The rise and fall of Inferno is described in chapter 3, as background for a crime. The post-Atom War society was desperate for decadent sport but the events of Inferno ("the Hellcat Murders") would kill it, with Hellcat fans not returning and the average fan afraid they might get killed next.

Judge Dredd Year One: Wear Iron (2014)

Timeline: 2080

- Writer
  Al Ewing

==Harlem Heroes==
A revival of the first series in name only, unrelated to Dredd.

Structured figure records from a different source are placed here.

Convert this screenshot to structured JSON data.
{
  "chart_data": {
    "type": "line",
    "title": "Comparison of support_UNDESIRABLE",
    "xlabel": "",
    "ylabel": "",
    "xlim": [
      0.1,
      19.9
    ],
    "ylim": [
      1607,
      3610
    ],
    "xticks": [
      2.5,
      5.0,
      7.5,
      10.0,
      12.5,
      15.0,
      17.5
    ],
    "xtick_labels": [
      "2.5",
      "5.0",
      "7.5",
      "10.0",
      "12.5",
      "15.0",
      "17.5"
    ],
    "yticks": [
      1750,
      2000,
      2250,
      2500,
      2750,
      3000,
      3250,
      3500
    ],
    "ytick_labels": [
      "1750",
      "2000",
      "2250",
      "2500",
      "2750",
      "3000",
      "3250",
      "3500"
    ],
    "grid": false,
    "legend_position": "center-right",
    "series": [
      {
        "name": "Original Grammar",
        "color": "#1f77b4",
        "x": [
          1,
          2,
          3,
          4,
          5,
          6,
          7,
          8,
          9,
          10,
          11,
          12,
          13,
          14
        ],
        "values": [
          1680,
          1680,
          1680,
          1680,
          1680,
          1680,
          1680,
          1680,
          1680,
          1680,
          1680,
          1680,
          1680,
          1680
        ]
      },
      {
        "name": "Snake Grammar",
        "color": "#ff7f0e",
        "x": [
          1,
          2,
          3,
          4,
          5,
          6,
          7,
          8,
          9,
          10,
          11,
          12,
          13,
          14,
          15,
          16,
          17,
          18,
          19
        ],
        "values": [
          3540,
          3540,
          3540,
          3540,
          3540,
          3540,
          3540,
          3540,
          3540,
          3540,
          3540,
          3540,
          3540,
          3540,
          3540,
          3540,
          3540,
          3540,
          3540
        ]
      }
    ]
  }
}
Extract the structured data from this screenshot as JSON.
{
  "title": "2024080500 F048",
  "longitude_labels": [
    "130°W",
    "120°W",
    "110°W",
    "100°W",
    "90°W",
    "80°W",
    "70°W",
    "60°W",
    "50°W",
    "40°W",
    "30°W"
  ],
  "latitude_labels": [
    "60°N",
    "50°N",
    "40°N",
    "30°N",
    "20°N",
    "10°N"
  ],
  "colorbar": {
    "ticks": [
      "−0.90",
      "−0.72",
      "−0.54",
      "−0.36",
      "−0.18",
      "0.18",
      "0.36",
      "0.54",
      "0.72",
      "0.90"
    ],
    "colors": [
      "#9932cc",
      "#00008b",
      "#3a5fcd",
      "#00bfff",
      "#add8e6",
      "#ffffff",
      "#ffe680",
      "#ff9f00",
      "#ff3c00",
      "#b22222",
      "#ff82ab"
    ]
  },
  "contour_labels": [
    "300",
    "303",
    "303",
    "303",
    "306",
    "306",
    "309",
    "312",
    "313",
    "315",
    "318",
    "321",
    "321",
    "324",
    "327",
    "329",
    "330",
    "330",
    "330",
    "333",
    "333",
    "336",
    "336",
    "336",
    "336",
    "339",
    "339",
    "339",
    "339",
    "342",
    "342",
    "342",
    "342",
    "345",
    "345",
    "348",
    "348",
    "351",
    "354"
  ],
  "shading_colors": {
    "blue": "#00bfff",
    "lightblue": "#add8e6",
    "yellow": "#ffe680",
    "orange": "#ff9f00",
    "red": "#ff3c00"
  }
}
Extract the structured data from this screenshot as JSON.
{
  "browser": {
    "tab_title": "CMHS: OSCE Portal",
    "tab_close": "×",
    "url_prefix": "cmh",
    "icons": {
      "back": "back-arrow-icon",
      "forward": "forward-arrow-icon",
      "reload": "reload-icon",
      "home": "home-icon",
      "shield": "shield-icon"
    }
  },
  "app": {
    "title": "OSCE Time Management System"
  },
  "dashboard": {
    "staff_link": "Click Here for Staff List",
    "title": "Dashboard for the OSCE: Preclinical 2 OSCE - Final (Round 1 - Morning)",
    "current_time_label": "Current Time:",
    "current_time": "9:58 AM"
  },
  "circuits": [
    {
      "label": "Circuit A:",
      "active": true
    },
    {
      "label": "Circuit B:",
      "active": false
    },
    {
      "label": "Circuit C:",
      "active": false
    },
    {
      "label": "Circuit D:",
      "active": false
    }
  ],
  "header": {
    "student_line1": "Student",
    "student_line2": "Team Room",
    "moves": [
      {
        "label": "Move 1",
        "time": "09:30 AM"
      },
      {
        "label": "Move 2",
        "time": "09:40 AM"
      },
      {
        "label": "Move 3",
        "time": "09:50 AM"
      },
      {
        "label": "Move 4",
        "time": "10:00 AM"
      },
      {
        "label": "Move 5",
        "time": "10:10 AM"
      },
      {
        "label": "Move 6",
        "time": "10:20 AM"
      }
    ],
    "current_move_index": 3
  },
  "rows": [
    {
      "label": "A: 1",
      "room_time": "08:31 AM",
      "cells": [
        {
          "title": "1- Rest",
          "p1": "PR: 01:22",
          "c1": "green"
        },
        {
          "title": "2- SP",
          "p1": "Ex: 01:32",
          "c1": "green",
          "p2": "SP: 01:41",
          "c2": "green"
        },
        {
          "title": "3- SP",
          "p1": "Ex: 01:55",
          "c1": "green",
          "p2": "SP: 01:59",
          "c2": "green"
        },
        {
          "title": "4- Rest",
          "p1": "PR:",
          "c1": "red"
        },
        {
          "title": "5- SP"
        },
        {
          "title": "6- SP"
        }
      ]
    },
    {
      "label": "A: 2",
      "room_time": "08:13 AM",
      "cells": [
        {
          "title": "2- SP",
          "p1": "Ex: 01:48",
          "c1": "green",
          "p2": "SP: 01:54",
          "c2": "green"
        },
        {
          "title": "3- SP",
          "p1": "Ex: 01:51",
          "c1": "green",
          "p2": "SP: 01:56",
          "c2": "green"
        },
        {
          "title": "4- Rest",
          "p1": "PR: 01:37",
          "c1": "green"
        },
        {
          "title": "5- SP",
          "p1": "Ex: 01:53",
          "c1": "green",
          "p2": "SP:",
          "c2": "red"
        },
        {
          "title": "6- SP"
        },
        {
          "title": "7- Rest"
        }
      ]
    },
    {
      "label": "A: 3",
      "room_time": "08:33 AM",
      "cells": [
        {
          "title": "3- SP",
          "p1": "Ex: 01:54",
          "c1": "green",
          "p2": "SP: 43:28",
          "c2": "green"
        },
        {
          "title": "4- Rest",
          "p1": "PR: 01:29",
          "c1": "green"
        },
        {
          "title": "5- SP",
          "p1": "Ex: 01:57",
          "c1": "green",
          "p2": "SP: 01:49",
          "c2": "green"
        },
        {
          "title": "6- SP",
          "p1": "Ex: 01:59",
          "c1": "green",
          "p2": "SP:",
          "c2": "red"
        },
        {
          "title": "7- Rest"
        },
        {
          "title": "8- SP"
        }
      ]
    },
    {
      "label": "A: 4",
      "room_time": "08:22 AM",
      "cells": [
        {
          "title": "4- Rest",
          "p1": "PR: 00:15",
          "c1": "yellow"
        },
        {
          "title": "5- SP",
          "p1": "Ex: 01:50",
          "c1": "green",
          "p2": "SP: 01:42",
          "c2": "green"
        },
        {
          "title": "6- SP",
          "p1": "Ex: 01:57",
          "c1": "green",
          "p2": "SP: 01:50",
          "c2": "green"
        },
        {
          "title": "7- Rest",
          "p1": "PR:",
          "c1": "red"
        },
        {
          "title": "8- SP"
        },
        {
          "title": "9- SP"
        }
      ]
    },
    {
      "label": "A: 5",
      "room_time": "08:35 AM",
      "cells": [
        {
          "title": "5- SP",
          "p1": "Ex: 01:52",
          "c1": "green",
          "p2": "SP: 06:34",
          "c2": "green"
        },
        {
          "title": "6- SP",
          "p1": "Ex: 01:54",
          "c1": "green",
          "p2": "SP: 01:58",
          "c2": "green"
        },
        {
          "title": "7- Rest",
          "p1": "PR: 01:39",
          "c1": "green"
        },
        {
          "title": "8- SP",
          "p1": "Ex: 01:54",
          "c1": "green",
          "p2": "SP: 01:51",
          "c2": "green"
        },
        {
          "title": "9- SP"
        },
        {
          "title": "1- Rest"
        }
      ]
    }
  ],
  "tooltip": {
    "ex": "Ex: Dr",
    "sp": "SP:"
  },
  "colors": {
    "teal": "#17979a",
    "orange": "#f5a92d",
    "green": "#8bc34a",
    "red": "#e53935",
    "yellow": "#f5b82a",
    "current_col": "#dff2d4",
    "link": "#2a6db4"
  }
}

===Summary [second series]===

2000 AD progs 671–676, 683–699, 701–705/745–749/776–779/928–939 (49 episodes)

Timeline: 2109

==="Harlem Heroes"===
2000 AD progs 671–676, 683–699, 701–705 (28 episodes)
- Script
  Michael Fleisher
- Art
  Steve Dillon and Kev Walker (parts 1–16, 18–21, 23–26)
Steve Dillon and Simon Jacob (part 17)
Steve Dillon (part 22)
Simon Jacob (part 27)
Kev Hopgood (part 28)

===Death Sport===
2000 AD progs 745–749 (5 episodes)
- Script
  Michael Fleisher
- Art
  Geoff Senior

===Grey Ghost Overflight===
2000 AD progs 776–779 (4 episodes)
- Script
  Michael Fleisher
- Art
  Ron Smith

===Cyborg Death Trip===
2000 AD progs 928–939 (12 episodes)
- Script
  Michael Fleisher
- Art
  Kev Hopgood and Siku

==Harlem Heroes==
Another revival, this one starring Judge Giant's grandchild Gem Giant as the captain of a new Aeroball team.

===Episodes===
 "Harlem Heroes" -- 2000AD Regened Volume 3
 "Vs the Venetian Vipers" -- Mega-City Max

- Script
  Ramzee
- Art
  Korinna Veropoulou

==Continuity==
- Harlem Heroes episodes 8 and 9 make reference to Mega-City One, the vast megalopolis patrolled by Judge Dredd.
- Judge Dredd is the graduating officer of Judge Giant senior.